Consapevole dei rischi e delle sfide poste dall’era digitale, nel giugno 2020 la Commissione europea ha avviato una consultazione pubblica per raccogliere pareri e dati da privati, imprese, piattaforme online, rappresentanti del mondo accademico, società civile e tutte le parti interessate al fine di definire insieme le norme che regolano i servizi digitali nell’UE.[2]
Il 15 dicembre ha proposto il cosiddetto “pacchetto digitale”, ossia due iniziative legislative nell’ambito della Strategia Digitale Europea Shaping Europe’s Digital Future: il Digital Services Act (DSA) e il Digital Markets Act (DMA).
Obiettivi e ambiti di applicazione del “pacchetto digitale”
Gli obiettivi principali del pacchetto digitale sono due: «creare uno spazio digitale più sicuro in cui siano tutelati i diritti fondamentali di tutti gli utenti dei servizi digitali» e «creare condizioni di parità per promuovere l’innovazione, la crescita e la competitività, sia nel mercato unico europeo che a livello mondiale».[3]
Sebbene condividano scopi comuni, l’ambito di applicazione dei due regolamenti sarà diverso: mentre il DMA fornisce una serie di criteri per qualificare le grandi piattaforme digitali come gatekeeper e pone, secondo un approccio ex-ante, una serie di obblighi e divieti su questi attori, il DSA andrà a modificare il quadro normativo previsto dalla Direttiva sul commercio elettronico (Direttiva 2000/31/CE).[4] In particolare, mantenendo inalterati i regimi di responsabilità attualmente in vigore per i fornitori di servizi digitali, apporterà alcune modifiche volte ad incrementare il livello di trasparenza delle regole di moderazione dei contenuti (inclusi quelli pubblicitari) e dei processi algoritmici cui sono sottoposti i dati.
Sul pian giuridico, al momento il DSA è una proposta di legge: ciò significa che dovrà subire un iter legislativo che, come per il GDPR, potrebbe richiedere anni prima dell’entrata in vigore.
Nella seconda parte di questo articolo si parlerà in maniera più approfondita del Digital Services Act.
[1] Online Platforms.
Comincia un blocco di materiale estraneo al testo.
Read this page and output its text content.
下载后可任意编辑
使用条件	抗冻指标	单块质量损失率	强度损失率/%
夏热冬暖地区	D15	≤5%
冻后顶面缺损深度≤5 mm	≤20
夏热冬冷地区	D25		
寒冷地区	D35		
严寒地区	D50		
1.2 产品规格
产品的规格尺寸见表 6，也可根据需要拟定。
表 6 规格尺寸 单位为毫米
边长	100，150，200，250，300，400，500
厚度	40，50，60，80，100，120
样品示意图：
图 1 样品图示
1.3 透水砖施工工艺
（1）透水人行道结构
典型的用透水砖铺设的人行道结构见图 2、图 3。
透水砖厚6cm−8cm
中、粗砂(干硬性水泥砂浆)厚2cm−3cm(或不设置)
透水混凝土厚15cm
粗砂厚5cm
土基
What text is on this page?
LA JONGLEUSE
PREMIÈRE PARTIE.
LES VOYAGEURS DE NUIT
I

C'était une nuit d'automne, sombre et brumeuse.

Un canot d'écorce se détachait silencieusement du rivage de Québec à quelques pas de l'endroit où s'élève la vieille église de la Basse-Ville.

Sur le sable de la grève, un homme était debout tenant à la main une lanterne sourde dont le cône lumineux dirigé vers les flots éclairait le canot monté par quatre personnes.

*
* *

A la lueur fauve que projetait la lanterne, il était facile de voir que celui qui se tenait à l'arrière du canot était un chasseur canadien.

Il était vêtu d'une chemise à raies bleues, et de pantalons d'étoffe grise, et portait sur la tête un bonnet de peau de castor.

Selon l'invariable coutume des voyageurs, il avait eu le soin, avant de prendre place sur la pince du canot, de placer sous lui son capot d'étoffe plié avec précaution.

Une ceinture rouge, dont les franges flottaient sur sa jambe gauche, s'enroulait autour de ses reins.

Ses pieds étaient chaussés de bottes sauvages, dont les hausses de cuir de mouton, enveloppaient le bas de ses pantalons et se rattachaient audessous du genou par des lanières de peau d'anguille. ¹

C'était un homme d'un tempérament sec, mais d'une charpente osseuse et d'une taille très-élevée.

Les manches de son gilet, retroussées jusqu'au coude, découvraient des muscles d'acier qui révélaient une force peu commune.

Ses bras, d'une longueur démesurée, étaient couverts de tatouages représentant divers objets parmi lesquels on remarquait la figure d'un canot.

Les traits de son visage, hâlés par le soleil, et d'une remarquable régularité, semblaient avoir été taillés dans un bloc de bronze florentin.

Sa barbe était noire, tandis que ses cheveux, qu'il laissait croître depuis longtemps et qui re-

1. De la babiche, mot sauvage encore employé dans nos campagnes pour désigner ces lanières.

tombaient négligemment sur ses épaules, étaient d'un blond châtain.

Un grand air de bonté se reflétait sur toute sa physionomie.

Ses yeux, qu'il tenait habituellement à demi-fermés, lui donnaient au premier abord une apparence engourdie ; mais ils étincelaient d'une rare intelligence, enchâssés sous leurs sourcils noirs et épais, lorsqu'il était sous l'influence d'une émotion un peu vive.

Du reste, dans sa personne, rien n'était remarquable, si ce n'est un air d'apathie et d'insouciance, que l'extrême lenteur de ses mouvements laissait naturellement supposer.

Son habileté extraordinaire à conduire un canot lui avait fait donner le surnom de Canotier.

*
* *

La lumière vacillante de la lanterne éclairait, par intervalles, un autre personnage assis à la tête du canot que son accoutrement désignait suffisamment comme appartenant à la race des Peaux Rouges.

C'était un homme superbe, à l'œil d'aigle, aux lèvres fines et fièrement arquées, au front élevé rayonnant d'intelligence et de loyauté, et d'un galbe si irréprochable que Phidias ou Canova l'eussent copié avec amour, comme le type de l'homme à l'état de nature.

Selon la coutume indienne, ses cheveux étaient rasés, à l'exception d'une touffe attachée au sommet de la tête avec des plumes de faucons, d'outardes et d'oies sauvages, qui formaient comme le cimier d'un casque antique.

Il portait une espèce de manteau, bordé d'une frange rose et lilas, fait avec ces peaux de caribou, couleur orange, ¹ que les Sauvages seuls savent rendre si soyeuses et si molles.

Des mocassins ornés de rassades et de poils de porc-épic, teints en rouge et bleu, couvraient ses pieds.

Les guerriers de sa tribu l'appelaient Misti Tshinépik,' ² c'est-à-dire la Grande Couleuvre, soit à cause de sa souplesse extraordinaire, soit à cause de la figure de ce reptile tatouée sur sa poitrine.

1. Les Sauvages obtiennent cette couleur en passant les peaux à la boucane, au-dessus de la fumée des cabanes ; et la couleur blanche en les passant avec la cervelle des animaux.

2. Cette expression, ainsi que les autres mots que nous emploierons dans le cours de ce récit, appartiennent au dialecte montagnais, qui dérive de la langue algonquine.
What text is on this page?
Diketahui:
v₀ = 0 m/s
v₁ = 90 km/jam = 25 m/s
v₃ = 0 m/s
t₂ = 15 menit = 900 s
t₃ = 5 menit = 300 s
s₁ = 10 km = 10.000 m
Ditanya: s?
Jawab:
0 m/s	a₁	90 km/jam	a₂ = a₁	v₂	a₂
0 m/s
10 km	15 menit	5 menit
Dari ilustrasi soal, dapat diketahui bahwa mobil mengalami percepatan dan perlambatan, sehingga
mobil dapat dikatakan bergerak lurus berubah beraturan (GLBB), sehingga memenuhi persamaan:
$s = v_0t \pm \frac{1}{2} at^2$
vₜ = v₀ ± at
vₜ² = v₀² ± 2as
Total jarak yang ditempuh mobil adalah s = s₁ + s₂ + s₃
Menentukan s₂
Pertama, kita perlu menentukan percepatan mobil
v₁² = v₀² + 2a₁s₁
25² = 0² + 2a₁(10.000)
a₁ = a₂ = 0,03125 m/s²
European Commission 22 gen. 2021.
[2] Il pacchetto relativo alla legge sui servizi digitali al centro di una consultazione pubblica della Commissione europea. Rappresentanza in Italia della Commissione europea 3 giu. 2020.
[3] The Digital Services Act package. European Commission 3 mar. 2021.
[4] Donateo, M.-Polimeni, A. “Digital Services Act, così l’Europa vuole tutelare mercato UE e diritti degli utenti.” Agenda Digitale 15 dic. 2020.